The new 114-acre, renewable solar energy complex generates about 10 megawatt, alternating current, on-site solar renewable energy.
The project was developed by Redstone Arsenal's Directorate of Public Works, the Army Office of Energy Initiatives and the U.S. Army Engineering and Support Center, Huntsville's Energy Division and the contract was awarded to SunPower Corp., of San Jose, California, in 2016. SunPower designed, built and will operate and maintain the system that brings energy diversity and cost avoidance to Redstone Arsenal.
Redstone Arsenal purchases the electricity produced by the project at a rate less than current and projected utility cost, and is expected to save about $80,000 per year, or $1.5 million over the term of the Power Purchase Agreement.
Huntsville Center's Power Purchase Agreement Program develops and provides life cycle project management for large (10 megawatts or greater) and small scale (less than 10 megawatts) renewable energy projects that leverage private sector (third party) financing.
Lieutenant General Edward M. Daly, Army Materiel Command deputy commanding general and event host, said the project is a tremendous step forward in support of Army readiness as well as energy resiliency.
"Redstone Arsenal is at the forefront of Army transformation, leveraging science and technology to produce new capabilities in support of the nation's objectives," Daly said. "Today, we celebrate a significant achievement; the Army's first privately funded and economically viable source of energy generation and storage."

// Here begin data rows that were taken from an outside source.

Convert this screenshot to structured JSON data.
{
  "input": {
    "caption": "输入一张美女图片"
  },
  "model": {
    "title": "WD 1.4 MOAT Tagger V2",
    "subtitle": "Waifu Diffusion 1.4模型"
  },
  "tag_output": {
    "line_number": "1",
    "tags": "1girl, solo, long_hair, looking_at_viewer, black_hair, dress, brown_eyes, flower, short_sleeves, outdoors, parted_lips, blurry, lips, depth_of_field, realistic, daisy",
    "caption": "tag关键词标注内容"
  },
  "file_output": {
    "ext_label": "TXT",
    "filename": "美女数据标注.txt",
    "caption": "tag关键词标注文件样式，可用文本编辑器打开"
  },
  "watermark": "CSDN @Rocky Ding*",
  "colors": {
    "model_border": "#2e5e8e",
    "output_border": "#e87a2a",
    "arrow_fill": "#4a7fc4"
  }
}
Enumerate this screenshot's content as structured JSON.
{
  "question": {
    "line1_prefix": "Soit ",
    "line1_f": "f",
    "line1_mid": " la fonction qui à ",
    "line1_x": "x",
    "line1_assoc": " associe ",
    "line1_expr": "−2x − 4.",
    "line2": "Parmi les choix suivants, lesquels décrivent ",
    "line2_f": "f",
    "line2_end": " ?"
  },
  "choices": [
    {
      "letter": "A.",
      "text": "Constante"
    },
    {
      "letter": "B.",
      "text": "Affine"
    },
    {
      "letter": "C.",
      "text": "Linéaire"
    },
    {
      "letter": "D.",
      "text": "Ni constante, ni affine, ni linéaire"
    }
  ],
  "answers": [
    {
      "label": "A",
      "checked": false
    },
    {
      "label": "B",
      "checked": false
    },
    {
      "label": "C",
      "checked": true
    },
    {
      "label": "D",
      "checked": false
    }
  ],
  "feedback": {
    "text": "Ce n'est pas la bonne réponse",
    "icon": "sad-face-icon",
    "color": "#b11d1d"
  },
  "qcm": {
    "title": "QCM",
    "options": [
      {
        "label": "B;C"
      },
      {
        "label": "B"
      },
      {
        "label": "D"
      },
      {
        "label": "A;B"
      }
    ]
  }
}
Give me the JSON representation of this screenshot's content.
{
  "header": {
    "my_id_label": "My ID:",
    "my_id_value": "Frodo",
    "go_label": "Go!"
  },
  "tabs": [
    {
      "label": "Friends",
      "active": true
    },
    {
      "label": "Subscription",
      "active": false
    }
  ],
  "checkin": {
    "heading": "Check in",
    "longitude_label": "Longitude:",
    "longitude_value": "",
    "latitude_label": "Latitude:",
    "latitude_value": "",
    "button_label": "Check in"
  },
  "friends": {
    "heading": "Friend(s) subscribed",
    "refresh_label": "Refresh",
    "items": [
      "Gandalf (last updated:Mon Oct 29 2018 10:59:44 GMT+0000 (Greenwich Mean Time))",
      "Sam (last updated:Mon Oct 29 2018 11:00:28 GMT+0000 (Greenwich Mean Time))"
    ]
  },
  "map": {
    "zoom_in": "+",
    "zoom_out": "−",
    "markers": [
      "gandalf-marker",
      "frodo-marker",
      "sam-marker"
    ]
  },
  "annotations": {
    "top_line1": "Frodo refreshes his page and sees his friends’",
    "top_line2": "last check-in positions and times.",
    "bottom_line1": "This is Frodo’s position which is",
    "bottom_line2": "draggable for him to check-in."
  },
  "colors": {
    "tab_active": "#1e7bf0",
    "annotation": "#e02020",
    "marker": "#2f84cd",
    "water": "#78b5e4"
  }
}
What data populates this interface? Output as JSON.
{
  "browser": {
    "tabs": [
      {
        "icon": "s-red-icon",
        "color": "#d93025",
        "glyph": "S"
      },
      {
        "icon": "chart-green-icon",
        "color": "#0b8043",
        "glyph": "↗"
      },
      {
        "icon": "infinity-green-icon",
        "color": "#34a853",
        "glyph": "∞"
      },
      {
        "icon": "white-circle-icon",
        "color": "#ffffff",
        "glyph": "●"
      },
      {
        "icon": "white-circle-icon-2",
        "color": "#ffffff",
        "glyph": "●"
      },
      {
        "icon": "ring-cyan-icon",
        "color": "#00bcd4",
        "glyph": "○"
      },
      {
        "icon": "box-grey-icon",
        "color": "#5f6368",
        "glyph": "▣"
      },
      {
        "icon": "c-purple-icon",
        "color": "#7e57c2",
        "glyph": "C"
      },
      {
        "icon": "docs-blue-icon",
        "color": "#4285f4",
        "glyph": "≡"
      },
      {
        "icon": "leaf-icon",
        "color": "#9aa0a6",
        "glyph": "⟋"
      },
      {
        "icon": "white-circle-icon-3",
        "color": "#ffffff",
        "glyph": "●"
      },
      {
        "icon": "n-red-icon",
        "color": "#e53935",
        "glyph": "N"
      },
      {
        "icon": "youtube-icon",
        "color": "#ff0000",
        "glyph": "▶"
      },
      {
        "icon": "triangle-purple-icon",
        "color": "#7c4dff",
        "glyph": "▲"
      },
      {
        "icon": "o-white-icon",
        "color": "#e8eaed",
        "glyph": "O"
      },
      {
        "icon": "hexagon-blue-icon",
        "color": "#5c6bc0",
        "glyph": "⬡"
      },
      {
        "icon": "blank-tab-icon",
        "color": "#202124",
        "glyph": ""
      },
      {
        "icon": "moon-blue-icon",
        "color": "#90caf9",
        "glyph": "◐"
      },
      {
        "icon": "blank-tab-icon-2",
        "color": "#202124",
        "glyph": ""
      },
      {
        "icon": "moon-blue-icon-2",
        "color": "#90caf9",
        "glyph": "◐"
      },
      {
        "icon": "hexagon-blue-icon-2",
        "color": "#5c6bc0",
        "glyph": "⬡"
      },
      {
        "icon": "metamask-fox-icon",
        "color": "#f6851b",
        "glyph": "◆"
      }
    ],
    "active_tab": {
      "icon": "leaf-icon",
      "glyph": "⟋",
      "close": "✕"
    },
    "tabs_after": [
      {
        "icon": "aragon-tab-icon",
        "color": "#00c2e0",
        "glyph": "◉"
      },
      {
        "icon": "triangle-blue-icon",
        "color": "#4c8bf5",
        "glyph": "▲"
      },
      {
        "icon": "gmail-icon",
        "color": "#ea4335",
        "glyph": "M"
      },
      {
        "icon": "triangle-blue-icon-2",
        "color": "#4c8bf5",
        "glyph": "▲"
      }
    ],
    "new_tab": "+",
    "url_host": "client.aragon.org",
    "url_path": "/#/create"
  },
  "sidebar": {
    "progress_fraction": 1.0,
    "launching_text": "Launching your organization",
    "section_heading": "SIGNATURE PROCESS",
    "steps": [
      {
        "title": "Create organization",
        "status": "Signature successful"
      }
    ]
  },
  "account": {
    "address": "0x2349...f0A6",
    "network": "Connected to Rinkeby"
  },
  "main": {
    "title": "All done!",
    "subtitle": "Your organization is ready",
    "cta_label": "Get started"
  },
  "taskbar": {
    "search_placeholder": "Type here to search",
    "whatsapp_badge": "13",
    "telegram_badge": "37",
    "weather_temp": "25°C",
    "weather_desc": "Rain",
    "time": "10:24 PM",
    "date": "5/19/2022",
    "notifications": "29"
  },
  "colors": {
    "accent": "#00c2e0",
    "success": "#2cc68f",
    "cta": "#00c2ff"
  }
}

During the ceremony, guest speaker Jordan Gillis, Acting Assistant Secretary of the Army (Installations, Energy & Environment), said in 2017 the Army established a requirement for its installations to become capable of providing necessary energy and water to sustain critical missions for 14 days in the event of major disruption.
He said currently the network of Army installations depend on a commercial power grid that's vulnerable to disruption due to aging infrastructure, physical or cyber attacks and severe weather.
"The garrison here at Redstone needs no reminding of devastating consequences of extreme weather events like the series of storms and tornadoes that knocked out power at this installation for a week in 2011," Gillis said.
Through diligent energy management, Gillis said Army installations will become robust and resilient platforms to support the warfighter and save taxpayers money.
Energy resilience, he said, enables Army readiness while it continues working toward the goal of achieving energy and water resilience on its installations through projects like the one here at Redstone Arsenal.
"I'm confidant projects like this one will help Army installations meet the high standard of resilience," Gillis said. "The solar array coupled with the battery storage system provides increased energy diversity and cost avoidance to team Redstone."